Cloud infrastructure is an approach that is highly responsive to on-demand scaling of computing and a growing amount of data. As organizations analyze Big Data for insights and predictions, they need workflows that deal with such online and offline processing demands. Different steps in a given data-intensive computation workflow may be performed using different processing frameworks, complicating the lifecycle of a data product, which goes through a Big Data analysis workflow. This is especially the case in emerging Big Data management solutions like Data Lakes in which data from multiple sources are stored in a shared storage system and analyzed by different scientists using different frameworks at different points of time.

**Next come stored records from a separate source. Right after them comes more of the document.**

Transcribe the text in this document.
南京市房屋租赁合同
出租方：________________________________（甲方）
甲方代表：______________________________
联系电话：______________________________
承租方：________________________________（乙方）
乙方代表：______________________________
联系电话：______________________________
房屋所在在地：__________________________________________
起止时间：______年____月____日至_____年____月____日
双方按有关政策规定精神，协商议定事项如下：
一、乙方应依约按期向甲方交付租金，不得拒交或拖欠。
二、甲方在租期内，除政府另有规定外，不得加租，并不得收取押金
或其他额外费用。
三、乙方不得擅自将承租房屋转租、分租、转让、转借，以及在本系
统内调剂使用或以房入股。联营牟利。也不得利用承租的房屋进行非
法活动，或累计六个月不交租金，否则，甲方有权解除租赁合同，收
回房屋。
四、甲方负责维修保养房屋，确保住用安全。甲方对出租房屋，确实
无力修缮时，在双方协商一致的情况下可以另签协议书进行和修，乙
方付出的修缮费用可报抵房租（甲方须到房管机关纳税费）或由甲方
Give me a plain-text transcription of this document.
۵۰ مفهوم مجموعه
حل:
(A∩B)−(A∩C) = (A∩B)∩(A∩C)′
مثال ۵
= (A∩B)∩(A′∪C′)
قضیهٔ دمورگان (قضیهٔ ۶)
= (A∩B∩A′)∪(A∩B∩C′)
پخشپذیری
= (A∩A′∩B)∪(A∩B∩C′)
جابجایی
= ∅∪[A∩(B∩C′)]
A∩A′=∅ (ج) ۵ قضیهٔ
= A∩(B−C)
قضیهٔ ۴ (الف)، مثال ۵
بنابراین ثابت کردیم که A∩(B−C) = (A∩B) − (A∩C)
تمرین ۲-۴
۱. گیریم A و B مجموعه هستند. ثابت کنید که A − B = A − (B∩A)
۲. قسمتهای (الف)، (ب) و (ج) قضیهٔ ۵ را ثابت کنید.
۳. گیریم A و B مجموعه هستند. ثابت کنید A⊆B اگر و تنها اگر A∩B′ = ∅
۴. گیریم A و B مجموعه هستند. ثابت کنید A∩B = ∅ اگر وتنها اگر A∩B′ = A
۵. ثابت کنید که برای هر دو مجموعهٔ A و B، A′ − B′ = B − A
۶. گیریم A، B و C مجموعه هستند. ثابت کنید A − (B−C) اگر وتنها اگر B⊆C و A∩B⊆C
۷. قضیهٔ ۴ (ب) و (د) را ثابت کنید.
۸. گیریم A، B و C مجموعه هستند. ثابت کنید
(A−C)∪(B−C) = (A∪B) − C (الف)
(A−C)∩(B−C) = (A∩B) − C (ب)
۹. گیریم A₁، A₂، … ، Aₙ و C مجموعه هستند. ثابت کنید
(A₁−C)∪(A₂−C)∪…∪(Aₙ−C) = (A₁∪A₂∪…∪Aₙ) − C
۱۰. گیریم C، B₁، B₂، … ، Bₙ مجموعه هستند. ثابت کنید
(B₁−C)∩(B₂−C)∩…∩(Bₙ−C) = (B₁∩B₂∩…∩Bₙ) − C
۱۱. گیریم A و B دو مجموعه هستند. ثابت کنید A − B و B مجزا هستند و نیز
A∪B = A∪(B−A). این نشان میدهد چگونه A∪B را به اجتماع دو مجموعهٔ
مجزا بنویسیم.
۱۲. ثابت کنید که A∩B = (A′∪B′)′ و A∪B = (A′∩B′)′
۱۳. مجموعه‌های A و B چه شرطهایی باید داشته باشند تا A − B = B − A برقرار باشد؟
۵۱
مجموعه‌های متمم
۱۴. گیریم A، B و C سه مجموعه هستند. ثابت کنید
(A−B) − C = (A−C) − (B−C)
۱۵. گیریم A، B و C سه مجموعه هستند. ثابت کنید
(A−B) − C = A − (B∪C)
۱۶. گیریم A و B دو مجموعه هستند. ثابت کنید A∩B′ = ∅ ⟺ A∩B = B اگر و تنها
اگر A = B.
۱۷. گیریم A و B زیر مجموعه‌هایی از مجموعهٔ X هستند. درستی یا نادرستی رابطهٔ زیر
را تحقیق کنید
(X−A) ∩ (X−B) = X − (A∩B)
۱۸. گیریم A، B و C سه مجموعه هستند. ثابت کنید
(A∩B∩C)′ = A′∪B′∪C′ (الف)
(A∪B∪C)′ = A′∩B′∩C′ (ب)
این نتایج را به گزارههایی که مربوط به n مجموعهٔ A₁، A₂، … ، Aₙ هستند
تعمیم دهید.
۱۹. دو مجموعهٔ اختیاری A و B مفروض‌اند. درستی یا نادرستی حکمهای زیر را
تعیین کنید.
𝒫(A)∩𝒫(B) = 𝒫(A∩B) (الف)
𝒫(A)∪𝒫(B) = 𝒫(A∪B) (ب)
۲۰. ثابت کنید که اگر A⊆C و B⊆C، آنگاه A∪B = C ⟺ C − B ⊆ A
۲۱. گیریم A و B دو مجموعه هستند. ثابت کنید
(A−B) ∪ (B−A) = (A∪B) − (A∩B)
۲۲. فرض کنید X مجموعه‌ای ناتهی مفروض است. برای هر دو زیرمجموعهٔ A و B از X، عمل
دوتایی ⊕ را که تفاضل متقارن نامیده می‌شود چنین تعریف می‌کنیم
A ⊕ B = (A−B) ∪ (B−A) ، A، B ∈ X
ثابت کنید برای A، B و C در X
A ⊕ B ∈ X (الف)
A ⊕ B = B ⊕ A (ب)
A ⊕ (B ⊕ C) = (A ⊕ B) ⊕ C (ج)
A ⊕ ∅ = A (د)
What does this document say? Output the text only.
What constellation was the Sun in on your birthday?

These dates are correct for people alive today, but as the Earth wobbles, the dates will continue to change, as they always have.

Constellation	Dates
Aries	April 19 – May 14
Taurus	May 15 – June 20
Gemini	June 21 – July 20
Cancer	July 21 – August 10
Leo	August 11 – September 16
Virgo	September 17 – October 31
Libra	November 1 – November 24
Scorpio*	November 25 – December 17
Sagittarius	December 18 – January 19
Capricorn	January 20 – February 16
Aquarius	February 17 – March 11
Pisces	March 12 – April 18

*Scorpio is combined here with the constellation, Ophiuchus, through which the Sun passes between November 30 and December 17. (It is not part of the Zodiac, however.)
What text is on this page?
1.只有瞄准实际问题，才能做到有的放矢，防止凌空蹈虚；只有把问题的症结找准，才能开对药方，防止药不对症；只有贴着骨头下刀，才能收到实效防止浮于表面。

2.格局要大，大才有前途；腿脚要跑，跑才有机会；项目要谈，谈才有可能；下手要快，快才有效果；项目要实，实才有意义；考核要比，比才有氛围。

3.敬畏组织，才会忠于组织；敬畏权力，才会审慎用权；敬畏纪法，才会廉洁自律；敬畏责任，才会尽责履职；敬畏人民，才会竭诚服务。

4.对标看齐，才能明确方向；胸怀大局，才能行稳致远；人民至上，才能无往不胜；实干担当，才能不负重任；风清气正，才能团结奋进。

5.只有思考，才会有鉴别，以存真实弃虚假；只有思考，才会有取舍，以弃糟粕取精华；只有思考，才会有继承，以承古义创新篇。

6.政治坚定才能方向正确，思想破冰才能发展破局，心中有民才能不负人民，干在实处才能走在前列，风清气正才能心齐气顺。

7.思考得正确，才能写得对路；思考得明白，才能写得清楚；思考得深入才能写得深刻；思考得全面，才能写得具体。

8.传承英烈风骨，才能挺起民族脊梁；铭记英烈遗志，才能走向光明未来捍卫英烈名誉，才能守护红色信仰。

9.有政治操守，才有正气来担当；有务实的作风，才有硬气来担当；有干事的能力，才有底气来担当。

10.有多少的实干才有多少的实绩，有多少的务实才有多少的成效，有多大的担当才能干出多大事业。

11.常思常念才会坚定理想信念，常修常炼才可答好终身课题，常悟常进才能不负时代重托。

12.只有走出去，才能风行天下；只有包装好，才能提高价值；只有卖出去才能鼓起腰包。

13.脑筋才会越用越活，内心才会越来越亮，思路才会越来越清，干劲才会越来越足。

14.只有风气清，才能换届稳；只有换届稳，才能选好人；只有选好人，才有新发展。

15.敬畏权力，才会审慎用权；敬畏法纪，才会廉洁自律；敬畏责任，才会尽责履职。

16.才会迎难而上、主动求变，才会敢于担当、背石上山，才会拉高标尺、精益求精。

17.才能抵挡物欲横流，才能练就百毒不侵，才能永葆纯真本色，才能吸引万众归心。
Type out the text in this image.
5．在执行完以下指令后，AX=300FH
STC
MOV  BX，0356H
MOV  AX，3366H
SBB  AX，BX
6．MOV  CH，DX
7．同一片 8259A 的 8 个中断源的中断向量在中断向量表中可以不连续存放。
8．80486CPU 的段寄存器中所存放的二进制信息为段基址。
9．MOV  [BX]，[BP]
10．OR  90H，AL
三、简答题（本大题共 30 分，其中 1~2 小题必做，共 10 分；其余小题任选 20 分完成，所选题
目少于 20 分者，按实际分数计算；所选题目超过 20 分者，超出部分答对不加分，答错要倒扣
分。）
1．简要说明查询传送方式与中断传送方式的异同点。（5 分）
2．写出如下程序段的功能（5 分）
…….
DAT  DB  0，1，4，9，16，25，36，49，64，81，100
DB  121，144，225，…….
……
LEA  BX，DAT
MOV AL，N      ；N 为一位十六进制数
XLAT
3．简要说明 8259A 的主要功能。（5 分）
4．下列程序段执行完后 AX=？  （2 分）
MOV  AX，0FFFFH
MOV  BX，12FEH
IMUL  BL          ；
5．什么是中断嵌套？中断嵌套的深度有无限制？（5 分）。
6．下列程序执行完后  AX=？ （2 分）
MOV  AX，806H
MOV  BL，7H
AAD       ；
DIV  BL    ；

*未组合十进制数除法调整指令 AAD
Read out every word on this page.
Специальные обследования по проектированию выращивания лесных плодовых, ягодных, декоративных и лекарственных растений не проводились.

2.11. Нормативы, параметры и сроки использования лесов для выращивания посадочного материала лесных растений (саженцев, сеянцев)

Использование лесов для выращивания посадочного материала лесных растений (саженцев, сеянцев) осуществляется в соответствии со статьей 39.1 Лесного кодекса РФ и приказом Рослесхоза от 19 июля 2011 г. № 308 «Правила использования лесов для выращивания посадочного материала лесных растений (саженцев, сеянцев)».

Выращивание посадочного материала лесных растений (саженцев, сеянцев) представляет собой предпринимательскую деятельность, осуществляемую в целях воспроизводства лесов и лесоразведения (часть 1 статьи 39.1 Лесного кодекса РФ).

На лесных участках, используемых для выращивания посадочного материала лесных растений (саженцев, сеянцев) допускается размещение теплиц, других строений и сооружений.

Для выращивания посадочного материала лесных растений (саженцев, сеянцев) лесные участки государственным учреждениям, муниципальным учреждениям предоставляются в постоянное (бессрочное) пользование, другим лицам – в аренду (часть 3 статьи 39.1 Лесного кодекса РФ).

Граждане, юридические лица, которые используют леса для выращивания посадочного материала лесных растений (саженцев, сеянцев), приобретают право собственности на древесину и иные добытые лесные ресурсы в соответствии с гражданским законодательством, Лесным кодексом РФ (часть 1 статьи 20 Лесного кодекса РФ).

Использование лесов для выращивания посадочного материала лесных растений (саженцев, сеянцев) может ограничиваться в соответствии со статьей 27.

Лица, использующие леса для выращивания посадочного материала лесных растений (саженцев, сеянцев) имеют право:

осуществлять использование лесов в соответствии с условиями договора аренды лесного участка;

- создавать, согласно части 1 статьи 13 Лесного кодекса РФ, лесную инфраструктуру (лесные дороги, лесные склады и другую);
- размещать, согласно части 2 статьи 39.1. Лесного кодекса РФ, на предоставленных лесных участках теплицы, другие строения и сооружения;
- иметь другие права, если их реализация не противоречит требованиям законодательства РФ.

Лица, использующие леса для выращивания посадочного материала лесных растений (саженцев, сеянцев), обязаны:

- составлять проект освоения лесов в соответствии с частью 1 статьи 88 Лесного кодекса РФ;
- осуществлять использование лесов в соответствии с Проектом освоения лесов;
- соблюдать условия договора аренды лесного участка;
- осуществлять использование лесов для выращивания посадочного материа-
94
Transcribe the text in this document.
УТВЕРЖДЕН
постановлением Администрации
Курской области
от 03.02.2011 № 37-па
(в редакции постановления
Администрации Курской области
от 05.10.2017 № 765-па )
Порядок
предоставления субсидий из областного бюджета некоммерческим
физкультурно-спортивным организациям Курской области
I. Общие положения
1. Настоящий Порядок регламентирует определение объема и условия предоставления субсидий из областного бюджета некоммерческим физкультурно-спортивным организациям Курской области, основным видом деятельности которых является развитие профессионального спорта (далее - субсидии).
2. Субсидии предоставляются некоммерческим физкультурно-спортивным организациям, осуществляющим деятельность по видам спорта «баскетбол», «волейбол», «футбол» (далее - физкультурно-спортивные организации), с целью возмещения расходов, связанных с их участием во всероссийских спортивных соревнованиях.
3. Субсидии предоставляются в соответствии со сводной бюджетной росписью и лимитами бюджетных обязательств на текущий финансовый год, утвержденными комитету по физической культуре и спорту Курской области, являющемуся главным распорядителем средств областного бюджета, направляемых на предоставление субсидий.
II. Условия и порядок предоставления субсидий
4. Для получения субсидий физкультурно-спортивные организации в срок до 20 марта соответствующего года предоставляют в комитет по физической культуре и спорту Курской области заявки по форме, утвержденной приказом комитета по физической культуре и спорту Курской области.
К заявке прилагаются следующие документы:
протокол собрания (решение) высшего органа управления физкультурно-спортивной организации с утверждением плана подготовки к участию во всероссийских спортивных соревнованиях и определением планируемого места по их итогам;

Our work draws on experiments with provenance, academic and commercial cloud infrastructures, and access to restricted datasets. Thus, we address the problem of “Big Provenance”, i.e., storing and processing fine-grained provenance collected from data-intensive computations that can be several times larger than the original data itself. Experimental work introduces a parallel stream processing approach to summarize a full provenance stream on-the-fly by preserving backward and forward provenance in the big data cloud computing.
Cloud infrastructures are also deployed to support collection and analysis of socio-ecological data. The software developed at D2I continuously ingests survey data from a cloud mobile texting service used to collect data for a collaborative food security project. Data is downloaded, processed and preserved for further monitoring, analysis, visualization, and integration with other types of data, such as sensor data.
In the areas of cloud infrastructure and access to restricted data, ur research is carried out in collaboration with the HathiTrust Research Center (HTRC). We develop a data management environment that enables analysis of big data textual collections, while respecting necessary restrictions including copyright and other sensitivities. Additionally, we extend this environment call Data Capsule to be deployed in the cloud. Current efforts are carried out to replace the qemu-based backend system to support the Jetstream platform, a web-based cloud platform at Indiana University.